Could universal breast cancer screening be coming to Hong Kong? Leader Carrie Lam hints at policy change
City’s first woman chief executive says government collecting data to assess the need for population-wide mammography programme
In what appears to be a shift of the government’s position on breast cancer screening, Hong Kong leader Carrie Lam Cheng Yuet-ngor has revealed that officials will explore whether a population-wide mammography programme is needed to fight the city’s most common cancer in women.
Lam, Hong Kong’s first woman chief executive, said the government was collecting data to assess the need.
Breast cancer claimed the lives of 702 Hong Kong women in 2016, up from 637 in 2015.
The chief executive touched on the topic on Thursday as the city marked International Women’s Day. She addressed guests at a ceremony to open a new breast health centre in Wong Tai Sin with the Hong Kong Breast Cancer Foundation.
“There is a need for the government and the medical sector to conduct more research and collect more data, in order to explore whether it is appropriate to implement universal breast cancer screening for asymptomatic women or those at average risk,” Lam said.
But she did not elaborate or make any commitment to such a scheme. Her words however did signal a slight shift in the government’s stance on the issue. At present only women with an increased risk of breast cancer are recommended for a mammogram.
Officials have maintained there is insufficient evidence to recommend universal screening.
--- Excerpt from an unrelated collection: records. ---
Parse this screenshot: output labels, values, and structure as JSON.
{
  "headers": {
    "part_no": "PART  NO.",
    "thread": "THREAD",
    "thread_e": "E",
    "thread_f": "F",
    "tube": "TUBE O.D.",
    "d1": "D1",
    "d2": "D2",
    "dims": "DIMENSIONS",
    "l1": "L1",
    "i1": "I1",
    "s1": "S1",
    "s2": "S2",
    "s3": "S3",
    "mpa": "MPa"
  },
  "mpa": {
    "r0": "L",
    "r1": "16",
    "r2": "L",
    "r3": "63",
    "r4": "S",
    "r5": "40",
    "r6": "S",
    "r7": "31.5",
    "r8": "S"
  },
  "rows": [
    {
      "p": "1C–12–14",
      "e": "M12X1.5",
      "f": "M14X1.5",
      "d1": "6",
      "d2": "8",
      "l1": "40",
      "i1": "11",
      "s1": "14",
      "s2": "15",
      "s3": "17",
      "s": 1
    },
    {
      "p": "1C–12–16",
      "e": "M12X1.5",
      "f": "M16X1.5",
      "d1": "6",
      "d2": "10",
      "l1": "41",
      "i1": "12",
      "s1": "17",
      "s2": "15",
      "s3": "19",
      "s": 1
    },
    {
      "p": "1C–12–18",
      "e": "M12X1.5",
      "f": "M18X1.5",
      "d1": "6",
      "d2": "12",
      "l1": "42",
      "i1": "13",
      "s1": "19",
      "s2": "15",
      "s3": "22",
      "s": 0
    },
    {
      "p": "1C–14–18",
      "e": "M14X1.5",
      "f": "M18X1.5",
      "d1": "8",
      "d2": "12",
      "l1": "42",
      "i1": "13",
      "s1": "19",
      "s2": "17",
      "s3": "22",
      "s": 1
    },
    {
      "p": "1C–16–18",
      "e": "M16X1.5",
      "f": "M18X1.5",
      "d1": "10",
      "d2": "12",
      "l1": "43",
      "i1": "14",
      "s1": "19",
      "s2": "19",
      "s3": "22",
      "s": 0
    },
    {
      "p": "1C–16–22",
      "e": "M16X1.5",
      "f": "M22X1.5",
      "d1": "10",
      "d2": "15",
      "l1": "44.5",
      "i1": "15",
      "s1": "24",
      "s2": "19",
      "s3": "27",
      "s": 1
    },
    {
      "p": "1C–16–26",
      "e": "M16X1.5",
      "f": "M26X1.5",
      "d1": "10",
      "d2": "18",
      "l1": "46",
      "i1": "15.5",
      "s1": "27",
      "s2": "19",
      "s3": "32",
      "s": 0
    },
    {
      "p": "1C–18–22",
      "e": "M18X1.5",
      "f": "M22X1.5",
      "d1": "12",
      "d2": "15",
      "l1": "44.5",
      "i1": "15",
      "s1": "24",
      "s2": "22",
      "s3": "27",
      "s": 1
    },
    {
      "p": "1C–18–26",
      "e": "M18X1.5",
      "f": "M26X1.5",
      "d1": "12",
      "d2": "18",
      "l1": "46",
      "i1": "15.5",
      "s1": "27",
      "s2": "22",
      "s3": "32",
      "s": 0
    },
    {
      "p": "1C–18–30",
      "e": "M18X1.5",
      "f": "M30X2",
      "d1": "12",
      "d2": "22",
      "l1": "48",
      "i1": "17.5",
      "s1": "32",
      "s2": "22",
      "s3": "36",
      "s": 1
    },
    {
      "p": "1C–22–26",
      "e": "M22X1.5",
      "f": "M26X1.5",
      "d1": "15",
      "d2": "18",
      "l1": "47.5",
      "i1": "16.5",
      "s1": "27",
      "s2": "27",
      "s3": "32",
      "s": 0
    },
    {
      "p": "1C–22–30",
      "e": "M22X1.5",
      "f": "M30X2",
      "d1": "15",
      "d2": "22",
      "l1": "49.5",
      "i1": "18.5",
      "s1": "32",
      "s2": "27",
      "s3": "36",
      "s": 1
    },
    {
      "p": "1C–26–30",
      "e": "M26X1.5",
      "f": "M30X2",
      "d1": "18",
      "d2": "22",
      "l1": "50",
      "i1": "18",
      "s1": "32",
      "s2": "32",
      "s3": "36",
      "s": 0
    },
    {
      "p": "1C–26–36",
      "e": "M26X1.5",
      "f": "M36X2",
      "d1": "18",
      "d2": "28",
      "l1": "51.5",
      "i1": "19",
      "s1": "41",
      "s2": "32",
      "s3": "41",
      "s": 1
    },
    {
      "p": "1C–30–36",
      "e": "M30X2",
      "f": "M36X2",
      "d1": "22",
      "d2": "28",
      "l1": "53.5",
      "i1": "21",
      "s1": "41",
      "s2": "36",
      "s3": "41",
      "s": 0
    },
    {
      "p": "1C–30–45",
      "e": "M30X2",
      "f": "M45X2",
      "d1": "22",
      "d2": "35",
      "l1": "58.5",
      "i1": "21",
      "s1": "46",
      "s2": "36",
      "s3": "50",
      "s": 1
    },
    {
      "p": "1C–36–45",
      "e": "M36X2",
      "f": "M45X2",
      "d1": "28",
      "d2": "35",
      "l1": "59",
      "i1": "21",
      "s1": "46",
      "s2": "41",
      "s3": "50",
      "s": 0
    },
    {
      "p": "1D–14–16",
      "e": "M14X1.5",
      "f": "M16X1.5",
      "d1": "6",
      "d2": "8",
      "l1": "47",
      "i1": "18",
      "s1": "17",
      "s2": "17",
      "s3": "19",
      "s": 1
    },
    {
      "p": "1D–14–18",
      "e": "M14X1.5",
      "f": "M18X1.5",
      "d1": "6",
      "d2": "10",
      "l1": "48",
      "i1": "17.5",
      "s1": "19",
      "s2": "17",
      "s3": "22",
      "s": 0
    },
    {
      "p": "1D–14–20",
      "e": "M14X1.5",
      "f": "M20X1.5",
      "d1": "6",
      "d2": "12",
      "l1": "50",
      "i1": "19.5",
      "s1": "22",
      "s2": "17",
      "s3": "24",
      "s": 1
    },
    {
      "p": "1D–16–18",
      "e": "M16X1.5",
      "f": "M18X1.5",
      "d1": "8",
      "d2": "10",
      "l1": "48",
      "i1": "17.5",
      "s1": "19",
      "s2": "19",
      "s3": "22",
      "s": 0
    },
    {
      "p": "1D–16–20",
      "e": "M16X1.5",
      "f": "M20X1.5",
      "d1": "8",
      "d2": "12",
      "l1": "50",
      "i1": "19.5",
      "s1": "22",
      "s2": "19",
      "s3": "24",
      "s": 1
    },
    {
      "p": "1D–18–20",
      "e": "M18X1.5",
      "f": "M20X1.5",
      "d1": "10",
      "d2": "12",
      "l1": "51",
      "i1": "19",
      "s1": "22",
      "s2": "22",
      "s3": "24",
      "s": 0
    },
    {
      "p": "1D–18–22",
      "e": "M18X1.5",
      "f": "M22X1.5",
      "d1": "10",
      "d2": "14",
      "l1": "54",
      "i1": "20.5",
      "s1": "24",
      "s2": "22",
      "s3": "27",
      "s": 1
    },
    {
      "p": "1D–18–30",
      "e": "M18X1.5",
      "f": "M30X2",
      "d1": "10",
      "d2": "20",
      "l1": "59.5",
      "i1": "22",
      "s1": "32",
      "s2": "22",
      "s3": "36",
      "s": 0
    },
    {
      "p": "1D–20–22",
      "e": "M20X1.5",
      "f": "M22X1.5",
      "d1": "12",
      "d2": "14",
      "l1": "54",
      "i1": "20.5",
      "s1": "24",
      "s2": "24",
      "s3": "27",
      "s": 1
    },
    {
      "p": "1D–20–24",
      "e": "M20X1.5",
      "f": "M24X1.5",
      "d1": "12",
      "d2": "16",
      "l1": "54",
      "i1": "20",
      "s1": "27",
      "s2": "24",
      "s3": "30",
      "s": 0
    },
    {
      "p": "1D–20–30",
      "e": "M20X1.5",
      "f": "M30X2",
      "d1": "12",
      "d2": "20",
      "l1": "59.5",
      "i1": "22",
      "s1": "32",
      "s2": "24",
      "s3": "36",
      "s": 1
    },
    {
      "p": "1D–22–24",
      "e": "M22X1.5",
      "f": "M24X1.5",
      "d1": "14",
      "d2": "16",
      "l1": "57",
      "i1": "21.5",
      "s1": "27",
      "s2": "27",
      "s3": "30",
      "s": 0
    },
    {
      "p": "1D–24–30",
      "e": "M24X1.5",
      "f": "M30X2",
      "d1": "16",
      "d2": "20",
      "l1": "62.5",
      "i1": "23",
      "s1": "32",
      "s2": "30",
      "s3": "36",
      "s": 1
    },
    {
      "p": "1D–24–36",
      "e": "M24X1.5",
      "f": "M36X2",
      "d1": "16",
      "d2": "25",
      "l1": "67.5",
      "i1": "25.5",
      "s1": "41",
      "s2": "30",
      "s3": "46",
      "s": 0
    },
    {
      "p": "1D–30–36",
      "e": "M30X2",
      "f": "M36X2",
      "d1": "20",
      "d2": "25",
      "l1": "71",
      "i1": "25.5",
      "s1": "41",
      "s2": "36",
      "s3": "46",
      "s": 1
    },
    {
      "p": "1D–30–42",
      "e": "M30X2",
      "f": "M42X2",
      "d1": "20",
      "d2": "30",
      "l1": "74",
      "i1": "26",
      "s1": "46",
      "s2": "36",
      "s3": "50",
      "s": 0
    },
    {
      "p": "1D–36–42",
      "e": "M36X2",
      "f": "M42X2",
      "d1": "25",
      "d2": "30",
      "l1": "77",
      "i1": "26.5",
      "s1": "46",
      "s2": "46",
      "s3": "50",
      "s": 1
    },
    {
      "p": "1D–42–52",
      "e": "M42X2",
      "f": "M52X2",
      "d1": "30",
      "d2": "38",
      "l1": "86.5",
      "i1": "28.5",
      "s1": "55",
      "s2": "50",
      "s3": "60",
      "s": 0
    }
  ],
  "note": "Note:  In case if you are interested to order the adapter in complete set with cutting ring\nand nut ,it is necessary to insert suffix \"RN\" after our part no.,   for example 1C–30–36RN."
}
The issue remains a subject of debate in Western countries after some studies found mass screening could lead to unnecessary surgery or treatment, and others found only a slight drop in the mortality rate.
In Hong Kong only the private sector and non-governmental organisations offer breast cancer screening, which can cost a few thousand dollars.
“Before any conclusion is reached, service providers should explain in detail to women the advantages, risks and limitations [of mammography] to allow women to make the best choice,” Lam said.
The Breast Cancer Foundation has been pushing for a population-wide programme, which it says would allow for early detection and treatment.
Chairman Eliza Fok Ho Yi-wah said in an address at Thursday’s ceremony that Singapore, Taiwan and Japan had implemented breast cancer screening programmes.
She cited studies in Taiwan that found universal screening every two years had achieved a 40 per cent reduction in mortality compared with annual clinical breast examinations. Meanwhile, risk-based mammography screening did not seem to be correlated with a “statistically significant mortality reduction”, she said.
Fok herself is a recovering breast cancer patient.
The American Cancer Society states in its guidelines that women aged 45 to 54 should undergo a mammogram every year, and women 55 and older every two years.
Lam said the government attached great importance to the prevention and control of cancer. That had been reflected in initiatives rolled out in her policy address last October to strengthen primary health care, she said.
The latest official figures show the number of new breast cancer cases in 2015 was 3,920. The figure accounted for about 26 per cent of all new cancer cases among women. In 1994 the number of new breast cancer cases was just 1,266.
A total of 21,082 women underwent a mammogram at public hospitals in 2015.